Weiter unten, in Cevio, dem Hauptort des Kreises Rovana und des Bezirks Vallemaggia, mit den dazugehörigen Ortschaften Bignasco und Cavergno, war die Elektrizitäts- und Wasserversorgung bereits am Montag wieder gewährleistet – das Wasser aus dem Hahn durfte man aber nicht trinken. Am Abend folgte dann die positive Nachricht für die Bevölkerung vor Ort: Gegen 18 Uhr konnte die Stromversorgung in praktisch allen vom Unwetter betroffenen Gebieten des Vallemaggia wiederhergestellt werden, wie der zuständige Energieversorger Società Elettrica Sopracenerina mitteilte.
Bislang sind fünf Todesopfer bekannt.
Einsatzkräfte der Schweizerischen Rettungsflugwacht (Rega) entdeckten am Sonntagmorgen in Fontana die Leichen von drei Touristinnen – ausserhalb ihres Ferien-Rusticos, das von Geröllmassen verschüttet worden war, wie der Einsatzleiter der Kantonspolizei mitteilte.

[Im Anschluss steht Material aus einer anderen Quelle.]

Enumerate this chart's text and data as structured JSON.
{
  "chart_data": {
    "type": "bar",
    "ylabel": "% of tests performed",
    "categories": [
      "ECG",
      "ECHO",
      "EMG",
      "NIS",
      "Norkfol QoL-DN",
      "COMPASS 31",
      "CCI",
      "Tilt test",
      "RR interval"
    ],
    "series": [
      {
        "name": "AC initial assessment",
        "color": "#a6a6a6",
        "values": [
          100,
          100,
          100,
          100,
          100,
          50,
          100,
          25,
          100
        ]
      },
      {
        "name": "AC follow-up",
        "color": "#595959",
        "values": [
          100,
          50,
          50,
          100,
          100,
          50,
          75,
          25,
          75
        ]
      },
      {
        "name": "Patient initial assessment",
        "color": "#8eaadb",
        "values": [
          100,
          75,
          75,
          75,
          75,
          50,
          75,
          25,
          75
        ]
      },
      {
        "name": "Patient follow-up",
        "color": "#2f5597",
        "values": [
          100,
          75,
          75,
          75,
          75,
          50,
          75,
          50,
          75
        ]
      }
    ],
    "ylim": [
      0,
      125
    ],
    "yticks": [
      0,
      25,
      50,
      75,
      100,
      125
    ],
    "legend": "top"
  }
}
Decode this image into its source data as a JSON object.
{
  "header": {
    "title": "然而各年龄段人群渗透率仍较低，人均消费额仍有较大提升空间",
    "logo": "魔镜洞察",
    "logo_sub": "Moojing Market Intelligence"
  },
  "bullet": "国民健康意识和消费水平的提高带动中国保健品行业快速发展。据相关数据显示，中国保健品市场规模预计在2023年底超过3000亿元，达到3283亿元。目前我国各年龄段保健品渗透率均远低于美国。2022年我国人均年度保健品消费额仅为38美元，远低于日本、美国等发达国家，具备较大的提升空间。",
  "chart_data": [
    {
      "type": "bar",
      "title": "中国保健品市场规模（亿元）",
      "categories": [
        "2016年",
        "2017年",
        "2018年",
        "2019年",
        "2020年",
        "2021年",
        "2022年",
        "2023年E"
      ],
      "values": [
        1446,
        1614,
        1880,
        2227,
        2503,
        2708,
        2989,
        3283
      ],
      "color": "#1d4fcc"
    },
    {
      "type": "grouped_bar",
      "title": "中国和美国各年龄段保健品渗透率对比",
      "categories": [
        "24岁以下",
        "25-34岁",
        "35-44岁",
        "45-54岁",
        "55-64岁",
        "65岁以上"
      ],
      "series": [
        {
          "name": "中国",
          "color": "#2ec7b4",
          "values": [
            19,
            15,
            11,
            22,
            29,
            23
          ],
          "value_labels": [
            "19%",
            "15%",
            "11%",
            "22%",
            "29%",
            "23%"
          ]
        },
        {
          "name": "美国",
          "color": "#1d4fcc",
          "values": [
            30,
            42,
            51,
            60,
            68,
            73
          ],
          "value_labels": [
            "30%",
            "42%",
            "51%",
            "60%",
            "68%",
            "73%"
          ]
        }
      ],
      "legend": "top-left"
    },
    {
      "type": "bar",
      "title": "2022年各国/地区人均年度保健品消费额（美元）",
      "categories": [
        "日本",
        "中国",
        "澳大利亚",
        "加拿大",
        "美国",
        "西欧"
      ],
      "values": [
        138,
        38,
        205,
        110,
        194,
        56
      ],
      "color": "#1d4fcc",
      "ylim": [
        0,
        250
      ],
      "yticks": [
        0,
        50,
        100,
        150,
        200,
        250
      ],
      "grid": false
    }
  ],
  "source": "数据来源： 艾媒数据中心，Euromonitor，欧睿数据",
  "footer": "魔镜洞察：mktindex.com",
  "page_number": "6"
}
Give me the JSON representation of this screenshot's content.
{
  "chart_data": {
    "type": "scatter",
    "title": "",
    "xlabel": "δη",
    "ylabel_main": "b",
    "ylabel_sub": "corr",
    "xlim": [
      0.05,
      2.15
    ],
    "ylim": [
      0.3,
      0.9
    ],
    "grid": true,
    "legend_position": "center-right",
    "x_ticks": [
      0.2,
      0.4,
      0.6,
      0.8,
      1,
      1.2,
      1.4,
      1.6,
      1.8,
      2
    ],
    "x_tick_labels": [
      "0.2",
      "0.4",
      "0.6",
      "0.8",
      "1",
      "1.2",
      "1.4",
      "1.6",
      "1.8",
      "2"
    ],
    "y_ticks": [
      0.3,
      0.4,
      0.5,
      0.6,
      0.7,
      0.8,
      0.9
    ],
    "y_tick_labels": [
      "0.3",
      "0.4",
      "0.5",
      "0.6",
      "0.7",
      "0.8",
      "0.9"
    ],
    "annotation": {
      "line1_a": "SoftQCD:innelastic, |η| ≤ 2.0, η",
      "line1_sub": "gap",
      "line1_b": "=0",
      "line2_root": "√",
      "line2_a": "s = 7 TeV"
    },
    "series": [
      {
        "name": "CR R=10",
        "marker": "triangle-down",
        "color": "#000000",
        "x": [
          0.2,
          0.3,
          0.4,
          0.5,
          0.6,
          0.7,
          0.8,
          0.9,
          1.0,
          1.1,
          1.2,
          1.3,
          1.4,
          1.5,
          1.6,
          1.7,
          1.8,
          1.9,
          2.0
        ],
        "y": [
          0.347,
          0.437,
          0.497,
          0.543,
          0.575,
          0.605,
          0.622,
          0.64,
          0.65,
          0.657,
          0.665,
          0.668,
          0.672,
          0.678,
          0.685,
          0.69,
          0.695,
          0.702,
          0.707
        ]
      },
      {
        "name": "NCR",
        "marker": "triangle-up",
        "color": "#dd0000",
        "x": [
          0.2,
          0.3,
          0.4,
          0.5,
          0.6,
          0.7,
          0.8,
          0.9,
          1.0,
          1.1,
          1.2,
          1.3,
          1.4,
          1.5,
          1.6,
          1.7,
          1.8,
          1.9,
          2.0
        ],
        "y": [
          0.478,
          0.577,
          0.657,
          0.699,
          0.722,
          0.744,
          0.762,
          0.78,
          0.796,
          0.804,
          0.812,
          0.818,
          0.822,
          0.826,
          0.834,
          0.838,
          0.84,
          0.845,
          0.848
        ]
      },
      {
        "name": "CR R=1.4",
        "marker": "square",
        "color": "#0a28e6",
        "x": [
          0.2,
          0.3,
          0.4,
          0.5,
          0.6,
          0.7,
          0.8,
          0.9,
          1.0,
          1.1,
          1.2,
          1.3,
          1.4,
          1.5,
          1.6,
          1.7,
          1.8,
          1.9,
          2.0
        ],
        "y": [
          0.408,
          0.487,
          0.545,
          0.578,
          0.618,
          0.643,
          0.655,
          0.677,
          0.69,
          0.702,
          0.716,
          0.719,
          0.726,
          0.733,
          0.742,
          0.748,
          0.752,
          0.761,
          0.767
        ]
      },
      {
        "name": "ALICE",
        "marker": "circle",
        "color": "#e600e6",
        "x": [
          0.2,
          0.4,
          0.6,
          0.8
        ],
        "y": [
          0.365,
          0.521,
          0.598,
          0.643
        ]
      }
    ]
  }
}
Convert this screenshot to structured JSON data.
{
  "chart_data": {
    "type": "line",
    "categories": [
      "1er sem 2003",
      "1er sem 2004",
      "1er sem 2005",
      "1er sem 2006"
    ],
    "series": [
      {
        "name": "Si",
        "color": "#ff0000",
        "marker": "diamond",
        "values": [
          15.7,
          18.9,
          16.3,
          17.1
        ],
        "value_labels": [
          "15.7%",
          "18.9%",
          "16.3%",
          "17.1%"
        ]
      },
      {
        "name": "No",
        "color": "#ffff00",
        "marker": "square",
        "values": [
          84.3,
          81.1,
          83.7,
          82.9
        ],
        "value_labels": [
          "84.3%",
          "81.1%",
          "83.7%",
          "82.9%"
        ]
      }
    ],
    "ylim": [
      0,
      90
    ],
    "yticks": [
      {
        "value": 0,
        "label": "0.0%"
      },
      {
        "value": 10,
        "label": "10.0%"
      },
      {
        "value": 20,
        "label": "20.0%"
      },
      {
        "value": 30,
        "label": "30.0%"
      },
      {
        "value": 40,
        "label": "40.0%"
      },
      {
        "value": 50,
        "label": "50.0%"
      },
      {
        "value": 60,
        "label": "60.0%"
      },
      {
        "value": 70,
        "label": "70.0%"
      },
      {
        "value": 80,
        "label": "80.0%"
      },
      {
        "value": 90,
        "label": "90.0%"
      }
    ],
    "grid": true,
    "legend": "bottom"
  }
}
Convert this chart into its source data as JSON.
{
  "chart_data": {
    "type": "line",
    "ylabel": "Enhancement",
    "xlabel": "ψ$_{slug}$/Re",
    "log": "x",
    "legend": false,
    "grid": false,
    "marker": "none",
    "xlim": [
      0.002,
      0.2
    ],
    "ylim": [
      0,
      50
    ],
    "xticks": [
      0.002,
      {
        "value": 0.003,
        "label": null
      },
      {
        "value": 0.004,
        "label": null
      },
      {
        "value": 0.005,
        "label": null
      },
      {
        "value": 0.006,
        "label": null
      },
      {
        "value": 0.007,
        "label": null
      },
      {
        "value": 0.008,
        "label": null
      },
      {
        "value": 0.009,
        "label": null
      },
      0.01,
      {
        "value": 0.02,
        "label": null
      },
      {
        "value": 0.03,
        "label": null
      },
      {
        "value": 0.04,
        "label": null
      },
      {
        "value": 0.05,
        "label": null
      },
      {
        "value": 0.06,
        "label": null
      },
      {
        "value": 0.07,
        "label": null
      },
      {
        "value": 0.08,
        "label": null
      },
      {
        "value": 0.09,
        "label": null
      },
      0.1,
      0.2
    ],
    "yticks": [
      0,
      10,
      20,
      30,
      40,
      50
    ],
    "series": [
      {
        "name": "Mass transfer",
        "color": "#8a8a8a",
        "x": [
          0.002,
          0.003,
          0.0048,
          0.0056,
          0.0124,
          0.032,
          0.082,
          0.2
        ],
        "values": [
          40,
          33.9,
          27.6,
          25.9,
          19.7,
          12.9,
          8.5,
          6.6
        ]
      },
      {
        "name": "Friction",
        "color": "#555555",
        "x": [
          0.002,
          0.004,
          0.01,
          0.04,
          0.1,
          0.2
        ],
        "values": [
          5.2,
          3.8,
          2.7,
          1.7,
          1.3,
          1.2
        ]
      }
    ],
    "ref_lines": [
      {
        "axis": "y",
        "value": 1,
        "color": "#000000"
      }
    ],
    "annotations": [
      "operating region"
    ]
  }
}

Es handelt sich um zwei 73- und eine 76-jährige Deutsche aus dem Bundesland Baden-Württemberg.
Korrektur: In einer früheren Artikel-Version war fälschlicherweise von Deutschschweizerinnen die Rede.
Im Val Lavizzara, das oberhalb des eigentlichen Valle Maggia liegt und bei Cavergno (Cevio) endet, galt bis am Montagabend eine Person als vermisst.
Dann teilte die Tessiner Kantonspolizei mit, dass vier weitere Meldungen über vermisste Personen eingegangen seien: zwei Männer und zwei Frauen, und zwar in den besonders stark getroffenen Gebieten Prato Sornico (Val Lavizzara) und Fontana (Bavona).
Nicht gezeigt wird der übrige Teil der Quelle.